The district is administered by a district administration and district council, which are responsible for local administration. The policies for the administration are framed by the Ministry of Local Government. The council's primary activities are Tribal Administration, Remote Area Development, and Local Governance. The executive powers of the council are vested on a commissioner appointed by the central government. The Department of Local Government Technical Services is responsible for developing and maintaining infrastructure, including roads, village water supplies, schools, and recreational facilities. All local administration staff members, except the District Administrator, are selected via Unified Local Government Services. The Ministry of Local Government is responsible for their training, deployment, and career development.
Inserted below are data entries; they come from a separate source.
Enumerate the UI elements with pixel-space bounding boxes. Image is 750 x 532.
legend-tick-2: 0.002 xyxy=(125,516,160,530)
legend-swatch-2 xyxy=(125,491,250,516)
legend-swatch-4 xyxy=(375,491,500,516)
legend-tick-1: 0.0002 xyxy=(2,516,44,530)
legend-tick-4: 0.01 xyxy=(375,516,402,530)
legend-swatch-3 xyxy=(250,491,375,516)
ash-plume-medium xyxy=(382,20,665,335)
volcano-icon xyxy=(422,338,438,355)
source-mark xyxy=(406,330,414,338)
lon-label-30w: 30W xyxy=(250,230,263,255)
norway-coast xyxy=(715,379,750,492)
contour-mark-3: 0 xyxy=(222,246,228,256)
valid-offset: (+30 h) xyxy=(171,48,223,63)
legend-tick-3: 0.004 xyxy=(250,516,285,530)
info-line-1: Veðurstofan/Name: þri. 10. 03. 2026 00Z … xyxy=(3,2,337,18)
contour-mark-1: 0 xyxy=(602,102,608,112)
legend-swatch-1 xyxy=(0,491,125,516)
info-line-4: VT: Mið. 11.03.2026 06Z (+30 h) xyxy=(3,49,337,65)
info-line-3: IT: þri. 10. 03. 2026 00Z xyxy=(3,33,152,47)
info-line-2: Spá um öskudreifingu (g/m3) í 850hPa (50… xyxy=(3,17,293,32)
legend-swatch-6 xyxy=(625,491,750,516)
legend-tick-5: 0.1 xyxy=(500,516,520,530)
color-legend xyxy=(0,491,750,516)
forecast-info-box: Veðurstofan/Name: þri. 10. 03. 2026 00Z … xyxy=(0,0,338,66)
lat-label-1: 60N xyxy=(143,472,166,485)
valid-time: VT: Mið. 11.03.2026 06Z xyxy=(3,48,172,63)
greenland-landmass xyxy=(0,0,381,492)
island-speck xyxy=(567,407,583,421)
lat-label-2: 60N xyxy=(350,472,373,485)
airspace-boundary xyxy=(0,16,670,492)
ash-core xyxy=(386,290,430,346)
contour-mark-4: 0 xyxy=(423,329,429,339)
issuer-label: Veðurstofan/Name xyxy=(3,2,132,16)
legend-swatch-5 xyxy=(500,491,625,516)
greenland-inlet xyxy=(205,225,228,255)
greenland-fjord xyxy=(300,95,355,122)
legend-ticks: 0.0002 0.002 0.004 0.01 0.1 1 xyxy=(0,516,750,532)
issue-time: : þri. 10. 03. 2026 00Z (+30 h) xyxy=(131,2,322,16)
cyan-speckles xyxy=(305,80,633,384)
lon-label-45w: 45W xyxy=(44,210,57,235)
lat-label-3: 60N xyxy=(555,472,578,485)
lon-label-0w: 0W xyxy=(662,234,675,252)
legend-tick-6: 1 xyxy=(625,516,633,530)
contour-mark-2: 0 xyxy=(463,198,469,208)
The North-East District has two sub-districts, the Francistown Subdistrict and the North-East Subdistrict. In the 2011 census, 43 villages were listed for the district: Botalaote, Butale, Ditladi, Gambule, Gulubane, Gungwe, Jackalas 1, Jackalas No 2, Kalakamati, Kgari, Letsholathebe, Mabudzane, Makaleng, Mambo, Mapoka, Masingwaneng, Masukwane, Masunga, Maitengwe, Matopi, Matshelagabedi, Matsiloje, Mbalambi, Moroka, Mosojane, Mowana, Mulambakwena, Nlakhwane, Patayamatebele, Pole, Ramokgwebana, Sechele, Sekakangwe, Senyawe, Shashe Bridge, Siviya, Tati Siding, Themashanga, Toteng, Tsamaya, Tshesebe, Vukwi, and Zwenshambe.